Изменить стиль страницы

Неважно, имел ли Глаз Эрлика для Актер-хана какую-то ценность или нет, но Актер-хан верил, что имел, и именно это придавало амулету ценность. Предположительно было правдой, что Глаз можно было использовать против Актера — сам факт, что амулет был украден, привел его в состояние, близкое к •ужасу.

— Жаль, что я сразу не отдал амулет тебе, Балад, — проворчал киммериец.

— Мне тоже, Конан, — не без некоторого сожаления ответил заговорщик и вновь вернулся к практической стороне составления заговора.

Неважно, что Конан все это время служил своим собственным интересам и вряд ли впутался бы во всю эту длинную цепь событий с какой-либо мыслью о том, чтобы помочь Актер-хану из Замбулы.
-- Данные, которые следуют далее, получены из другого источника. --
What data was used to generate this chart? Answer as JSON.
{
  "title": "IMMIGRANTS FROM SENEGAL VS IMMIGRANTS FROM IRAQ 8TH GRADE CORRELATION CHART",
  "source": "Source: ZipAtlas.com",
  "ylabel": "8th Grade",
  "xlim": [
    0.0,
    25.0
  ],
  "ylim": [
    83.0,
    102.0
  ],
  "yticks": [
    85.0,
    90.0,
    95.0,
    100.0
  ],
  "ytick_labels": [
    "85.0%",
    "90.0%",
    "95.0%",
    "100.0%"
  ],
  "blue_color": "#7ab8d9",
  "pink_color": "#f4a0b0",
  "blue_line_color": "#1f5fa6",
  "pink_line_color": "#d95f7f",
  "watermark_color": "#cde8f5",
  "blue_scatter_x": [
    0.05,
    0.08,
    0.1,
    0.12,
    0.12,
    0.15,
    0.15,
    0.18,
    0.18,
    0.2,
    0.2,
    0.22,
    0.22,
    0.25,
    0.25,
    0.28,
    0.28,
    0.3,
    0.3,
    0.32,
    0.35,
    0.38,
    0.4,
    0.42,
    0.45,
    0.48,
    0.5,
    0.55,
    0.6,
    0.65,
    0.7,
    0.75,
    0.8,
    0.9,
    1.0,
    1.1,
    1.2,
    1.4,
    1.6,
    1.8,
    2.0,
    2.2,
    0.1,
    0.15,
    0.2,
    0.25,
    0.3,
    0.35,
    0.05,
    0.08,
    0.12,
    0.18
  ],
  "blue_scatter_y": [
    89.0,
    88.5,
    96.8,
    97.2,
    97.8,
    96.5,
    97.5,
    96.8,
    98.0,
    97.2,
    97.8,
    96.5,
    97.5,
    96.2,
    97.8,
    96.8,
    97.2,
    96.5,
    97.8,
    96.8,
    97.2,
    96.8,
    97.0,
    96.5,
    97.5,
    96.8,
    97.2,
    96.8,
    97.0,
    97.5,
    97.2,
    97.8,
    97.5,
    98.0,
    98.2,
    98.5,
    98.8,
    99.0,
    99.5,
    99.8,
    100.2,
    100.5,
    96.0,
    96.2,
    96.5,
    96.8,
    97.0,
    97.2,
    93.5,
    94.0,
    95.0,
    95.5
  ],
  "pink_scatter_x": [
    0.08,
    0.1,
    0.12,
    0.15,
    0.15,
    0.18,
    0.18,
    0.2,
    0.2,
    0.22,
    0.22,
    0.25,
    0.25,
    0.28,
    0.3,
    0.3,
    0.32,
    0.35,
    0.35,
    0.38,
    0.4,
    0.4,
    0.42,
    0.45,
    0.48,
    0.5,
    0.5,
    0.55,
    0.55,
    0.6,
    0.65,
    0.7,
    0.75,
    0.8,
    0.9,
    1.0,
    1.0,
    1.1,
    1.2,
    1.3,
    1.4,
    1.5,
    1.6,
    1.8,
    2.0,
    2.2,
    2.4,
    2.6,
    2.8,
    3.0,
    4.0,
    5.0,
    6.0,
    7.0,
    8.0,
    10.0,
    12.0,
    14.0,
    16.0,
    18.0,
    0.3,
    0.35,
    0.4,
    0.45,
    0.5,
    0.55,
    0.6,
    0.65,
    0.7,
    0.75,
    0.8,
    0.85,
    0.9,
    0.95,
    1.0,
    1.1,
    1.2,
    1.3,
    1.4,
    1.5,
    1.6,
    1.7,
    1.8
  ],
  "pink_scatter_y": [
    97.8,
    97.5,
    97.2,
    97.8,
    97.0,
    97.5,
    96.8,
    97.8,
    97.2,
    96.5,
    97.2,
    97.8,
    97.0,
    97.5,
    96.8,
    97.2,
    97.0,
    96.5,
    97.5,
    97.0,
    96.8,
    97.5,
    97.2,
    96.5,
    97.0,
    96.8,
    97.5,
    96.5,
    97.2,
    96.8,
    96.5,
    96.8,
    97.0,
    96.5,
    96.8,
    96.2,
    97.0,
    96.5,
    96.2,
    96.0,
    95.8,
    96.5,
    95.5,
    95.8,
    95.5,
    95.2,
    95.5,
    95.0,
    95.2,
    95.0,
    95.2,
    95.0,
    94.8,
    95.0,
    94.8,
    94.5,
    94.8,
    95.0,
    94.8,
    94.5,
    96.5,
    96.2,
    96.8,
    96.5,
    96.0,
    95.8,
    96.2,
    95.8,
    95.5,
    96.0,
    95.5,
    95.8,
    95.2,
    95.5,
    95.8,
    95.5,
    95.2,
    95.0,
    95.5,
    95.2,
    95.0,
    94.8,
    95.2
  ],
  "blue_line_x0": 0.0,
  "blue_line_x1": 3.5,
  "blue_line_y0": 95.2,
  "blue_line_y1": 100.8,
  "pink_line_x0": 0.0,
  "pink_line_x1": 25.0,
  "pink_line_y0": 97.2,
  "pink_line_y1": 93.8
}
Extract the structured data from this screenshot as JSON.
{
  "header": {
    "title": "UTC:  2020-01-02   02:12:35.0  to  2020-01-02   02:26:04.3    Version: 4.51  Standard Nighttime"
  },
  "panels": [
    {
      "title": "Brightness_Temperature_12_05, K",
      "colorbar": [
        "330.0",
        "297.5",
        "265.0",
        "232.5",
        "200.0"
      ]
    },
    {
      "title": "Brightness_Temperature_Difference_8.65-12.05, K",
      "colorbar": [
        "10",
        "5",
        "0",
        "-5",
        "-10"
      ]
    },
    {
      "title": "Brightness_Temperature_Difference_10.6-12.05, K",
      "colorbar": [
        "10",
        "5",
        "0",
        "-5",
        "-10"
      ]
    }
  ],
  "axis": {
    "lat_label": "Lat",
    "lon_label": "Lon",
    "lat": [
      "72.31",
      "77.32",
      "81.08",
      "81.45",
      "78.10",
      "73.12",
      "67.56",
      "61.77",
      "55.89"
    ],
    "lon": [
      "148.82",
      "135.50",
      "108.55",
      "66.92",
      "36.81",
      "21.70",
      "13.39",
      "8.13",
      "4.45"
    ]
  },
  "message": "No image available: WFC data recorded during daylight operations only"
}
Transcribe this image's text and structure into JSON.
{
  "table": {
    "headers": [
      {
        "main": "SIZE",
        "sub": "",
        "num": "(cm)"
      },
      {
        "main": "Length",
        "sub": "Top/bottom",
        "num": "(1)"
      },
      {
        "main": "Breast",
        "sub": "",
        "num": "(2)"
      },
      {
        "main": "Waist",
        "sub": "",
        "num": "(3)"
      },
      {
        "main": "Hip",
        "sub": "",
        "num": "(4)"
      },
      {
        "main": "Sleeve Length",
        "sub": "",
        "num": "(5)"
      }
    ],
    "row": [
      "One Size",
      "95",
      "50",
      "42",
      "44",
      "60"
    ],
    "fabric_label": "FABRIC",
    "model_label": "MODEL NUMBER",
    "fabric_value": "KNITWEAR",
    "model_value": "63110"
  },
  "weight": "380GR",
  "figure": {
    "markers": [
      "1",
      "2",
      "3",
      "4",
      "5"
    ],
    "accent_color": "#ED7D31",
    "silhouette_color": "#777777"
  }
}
Киммериец выбросил это из головы, заменив на праведные горечь и гнев. Он потратил много сил, чтобы сослужить службу этому вероломному и неблагодарному человеку. По сути дела, он отдал Актер-хану несколько месяцев своей жизни — полгода, если бы он отправился теперь в обратный путь к Заморе. И Испарана тоже отдала многое, пожертвовала многим. А хан, ее хан, оказался поистине вопиюще неблагодарным властелином! Теперь Испарана была его узницей где-то внутри дворца, — если она еще была жива, — а Конан оставался на свободе только благодаря случаю и Баладу.

Поэтому он испытывал горечь, и гнев, и разочарование в самом себе за то, что не заподозрил ничего со стороны Актер-хана. Ему необходимо было удовлетворение — месть. Поэтому он присоединился к Баладу. И ему не понадобилось много времени, чтобы узнать о стоящих перед заговорщиками проблемах.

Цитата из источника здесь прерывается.